CGTP alerta que reforma laboral vai agravar fosso salarial entre homens e mulheres

CGTP alerta que reforma laboral vai agravar fosso salarial entre homens e mulheres
Foto: CGTP-IN
| Economia
Porto Canal/Agências

A Comissão para a Igualdade entre Mulheres e Homens (CIMH) da CGTP alertou esta sexta-feira que a reforma laboral do Governo vai agravar as desigualdades remuneratórias entre homens e mulheres, cujo salário base era 12,5% inferior em 2023.

“A ministra do Trabalho e o seu Governo demonstram ter muita pressa em alterar a legislação laboral, visando alargar a precariedade, condicionar a contratação coletiva e o aumento dos salários, desregular os horários de trabalho e reduzir direitos de maternidade, entre outros, que agravariam ainda mais as desigualdades remuneratórias hoje existentes”, sustenta a CIMH num comunicado divulgado no âmbito do Dia Nacional da Igualdade Salarial, que se assinala no domingo.

Citando dados do último barómetro do Gabinete de Estratégia e Planeamento (GEP) do Ministério do Trabalho, Solidariedade e Segurança Social, relativo a 2023, a CGTP destaca que o salário base das mulheres em Portugal era 12,5% inferior ao dos homens (com uma diferença média de 161,30 euros), o que significa que é como se trabalhassem 46 dias num ano sem remuneração.

Segundo salienta, este diferencial aumenta para 15,4% quando se considera o ganho (que corresponde aos prémios e subsídios regulares auferidos além do salário base, bem como a remuneração por trabalho suplementar), sendo, neste caso, a diferença média entre homens e mulheres de 241,60 euros.

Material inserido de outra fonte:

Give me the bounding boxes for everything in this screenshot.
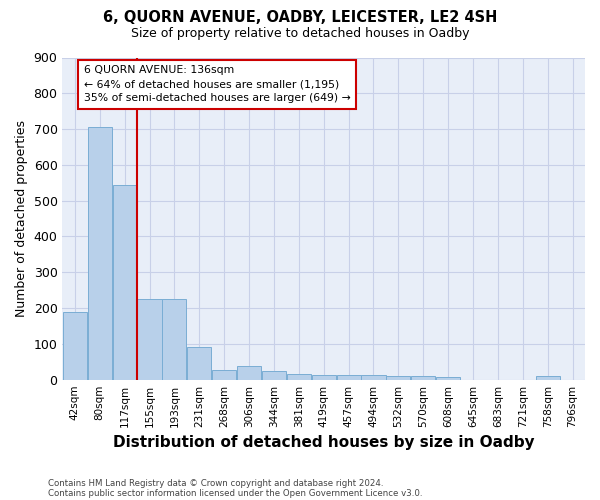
Bar	[187, 347, 211, 380]
Bar	[88, 126, 112, 380]
Bar	[287, 374, 311, 380]
Bar	[137, 300, 161, 380]
Y-axis label: Number of detached properties: Number of detached properties	[15, 120, 28, 317]
Text: Size of property relative to detached houses in Oadby: Size of property relative to detached ho…	[131, 28, 469, 40]
Bar	[311, 375, 336, 380]
Bar	[411, 376, 436, 380]
Bar	[361, 376, 386, 380]
Text: Contains public sector information licensed under the Open Government Licence v3: Contains public sector information licen…	[48, 488, 422, 498]
Bar	[113, 186, 137, 380]
Bar	[63, 312, 87, 380]
Bar	[237, 366, 261, 380]
Bar	[337, 375, 361, 380]
X-axis label: Distribution of detached houses by size in Oadby: Distribution of detached houses by size …	[113, 435, 535, 450]
Bar	[436, 377, 460, 380]
Text: 6, QUORN AVENUE, OADBY, LEICESTER, LE2 4SH: 6, QUORN AVENUE, OADBY, LEICESTER, LE2 4…	[103, 10, 497, 25]
Bar	[163, 300, 187, 380]
Text: 6 QUORN AVENUE: 136sqm
← 64% of detached houses are smaller (1,195)
35% of semi-: 6 QUORN AVENUE: 136sqm ← 64% of detached…	[83, 66, 350, 104]
Bar	[262, 370, 286, 380]
Bar	[386, 376, 410, 380]
Bar	[536, 376, 560, 380]
Text: Contains HM Land Registry data © Crown copyright and database right 2024.: Contains HM Land Registry data © Crown c…	[48, 478, 383, 488]
Bar	[212, 370, 236, 380]
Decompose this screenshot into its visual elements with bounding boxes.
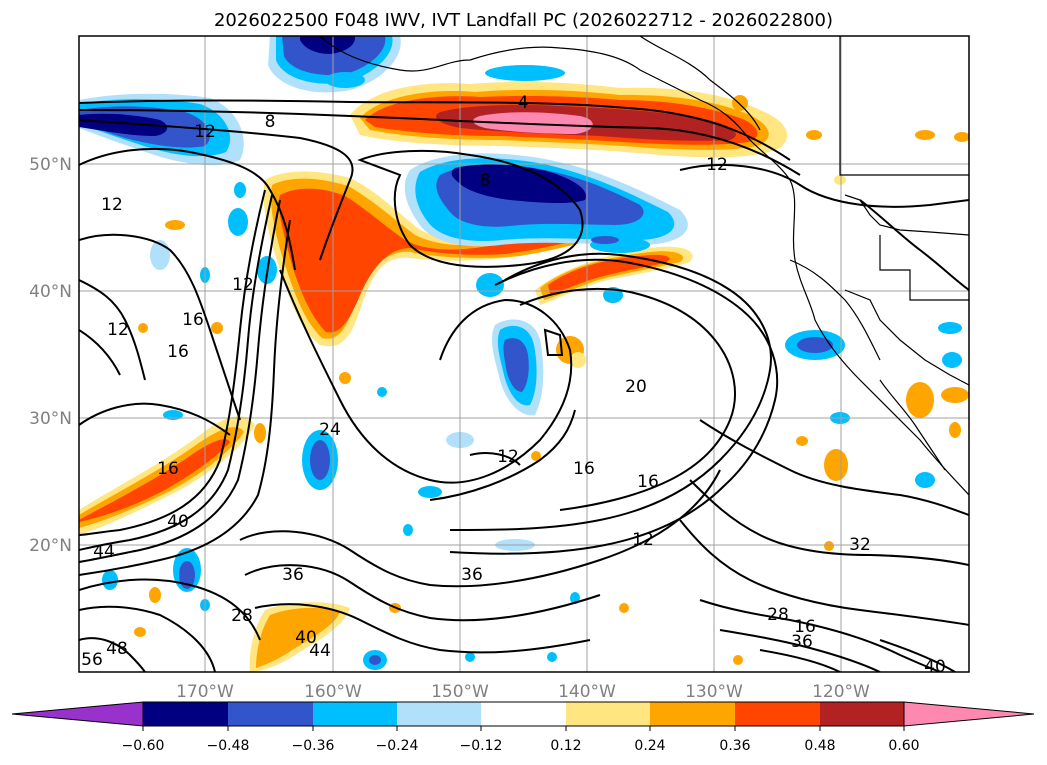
contour-label: 36 xyxy=(791,632,813,652)
colorbar-tick-label: 0.12 xyxy=(550,738,581,754)
colorbar-tick-label: −0.36 xyxy=(292,738,335,754)
contour-label: 24 xyxy=(319,420,341,440)
colorbar-swatch xyxy=(313,702,397,726)
lon-label-150w: 150°W xyxy=(431,682,489,702)
contour-label: 28 xyxy=(767,605,789,625)
longitude-labels: 170°W 160°W 150°W 140°W 130°W 120°W xyxy=(176,682,870,702)
contour-label: 12 xyxy=(107,320,129,340)
colorbar-extend-max xyxy=(903,701,1035,727)
colorbar-swatch xyxy=(566,702,650,726)
lon-label-170w: 170°W xyxy=(176,682,234,702)
lat-label-20: 20°N xyxy=(29,536,72,556)
colorbar-swatch xyxy=(820,702,904,726)
contour-label: 12 xyxy=(632,530,654,550)
lon-label-160w: 160°W xyxy=(304,682,362,702)
map-frame xyxy=(78,35,970,673)
contour-label: 16 xyxy=(637,472,659,492)
colorbar-tick-label: 0.24 xyxy=(634,738,665,754)
iwv-contours xyxy=(79,99,969,672)
contour-labels: 4 8 12 12 8 12 12 12 16 16 12 16 24 16 4… xyxy=(81,93,946,677)
contour-label: 56 xyxy=(81,650,103,670)
colorbar-tick-label: −0.60 xyxy=(122,738,165,754)
contour-label: 20 xyxy=(625,377,647,397)
contour-label: 40 xyxy=(924,657,946,677)
colorbar-tick-label: 0.60 xyxy=(888,738,919,754)
positive-anomaly-fill xyxy=(79,81,969,672)
lon-label-130w: 130°W xyxy=(685,682,743,702)
contour-label: 36 xyxy=(461,565,483,585)
contour-label: 16 xyxy=(157,459,179,479)
lat-label-40: 40°N xyxy=(29,282,72,302)
contour-label: 16 xyxy=(182,310,204,330)
lon-label-140w: 140°W xyxy=(558,682,616,702)
contour-label: 44 xyxy=(93,542,115,562)
contour-label: 12 xyxy=(101,195,123,215)
latitude-labels: 50°N 40°N 30°N 20°N xyxy=(29,155,72,556)
lat-label-50: 50°N xyxy=(29,155,72,175)
colorbar-tick-label: −0.24 xyxy=(376,738,419,754)
contour-label: 28 xyxy=(231,606,253,626)
contour-label: 44 xyxy=(309,641,331,661)
colorbar: −0.60 −0.48 −0.36 −0.24 −0.12 0.12 0.24 … xyxy=(11,701,1035,754)
contour-label: 12 xyxy=(194,122,216,142)
contour-label: 48 xyxy=(106,639,128,659)
contour-label: 16 xyxy=(573,459,595,479)
contour-label: 12 xyxy=(706,155,728,175)
colorbar-swatch xyxy=(143,702,228,726)
contour-label: 16 xyxy=(167,342,189,362)
contour-label: 32 xyxy=(849,535,871,555)
contour-label: 16 xyxy=(794,617,816,637)
graticule xyxy=(79,36,969,672)
colorbar-swatch xyxy=(397,702,481,726)
colorbar-swatch xyxy=(650,702,735,726)
colorbar-swatch xyxy=(481,702,566,726)
contour-label: 8 xyxy=(480,171,491,191)
contour-label: 4 xyxy=(518,93,529,113)
contour-label: 8 xyxy=(265,112,276,132)
colorbar-tick-label: −0.48 xyxy=(207,738,250,754)
colorbar-extend-min xyxy=(11,701,144,727)
figure-title: 2026022500 F048 IWV, IVT Landfall PC (20… xyxy=(213,10,834,31)
colorbar-tick-label: −0.12 xyxy=(460,738,503,754)
colorbar-swatch xyxy=(735,702,820,726)
lat-label-30: 30°N xyxy=(29,409,72,429)
contour-label: 12 xyxy=(232,275,254,295)
contour-label: 36 xyxy=(282,565,304,585)
colorbar-swatch xyxy=(228,702,313,726)
negative-anomaly-fill xyxy=(79,36,962,670)
colorbar-tick-label: 0.36 xyxy=(719,738,750,754)
lon-label-120w: 120°W xyxy=(812,682,870,702)
contour-label: 40 xyxy=(167,512,189,532)
colorbar-tick-label: 0.48 xyxy=(804,738,835,754)
contour-label: 12 xyxy=(497,447,519,467)
contour-label: 40 xyxy=(295,628,317,648)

A este propósito, a CIMH nota que “Portugal está atrasado na implementação da diretiva de Transparência Salarial, cujo prazo limite de transposição é 07 de junho de 2026 e que pretende “acabar com o segredo em torno dos salários, um dos principais obstáculos à igualdade de género no trabalho”.

Para a Comissão, o caminho a fazer para acabar com as desigualdades salariais passa por “aumentar os salários, não só na vertente da valorização do trabalho, mas também na vertente do combate à discriminação salarial entre mulheres e homens”; “revogar a norma da caducidade da contratação coletiva”; e “reintroduzir o princípio do tratamento mais favorável e integrar medidas de promoção e salvaguarda da igualdade retributiva, com recurso, nomeadamente, à majoração salarial para combater a desigualdade existente”.

A CGTP reclama ainda o fim das discriminações diretas e indiretas entre homens e mulheres, “em particular as que afetam as mulheres com deficiência, com vínculos precários, imigrantes ou pertencentes a minorias”, a redução do tempo de trabalho para as 35 horas semanais e a regulamentação dos prémios (assiduidade, produtividade e outros), “para que sejam garantidos os direitos de maternidade e paternidade e de assistência à família, sem penalização patronal”.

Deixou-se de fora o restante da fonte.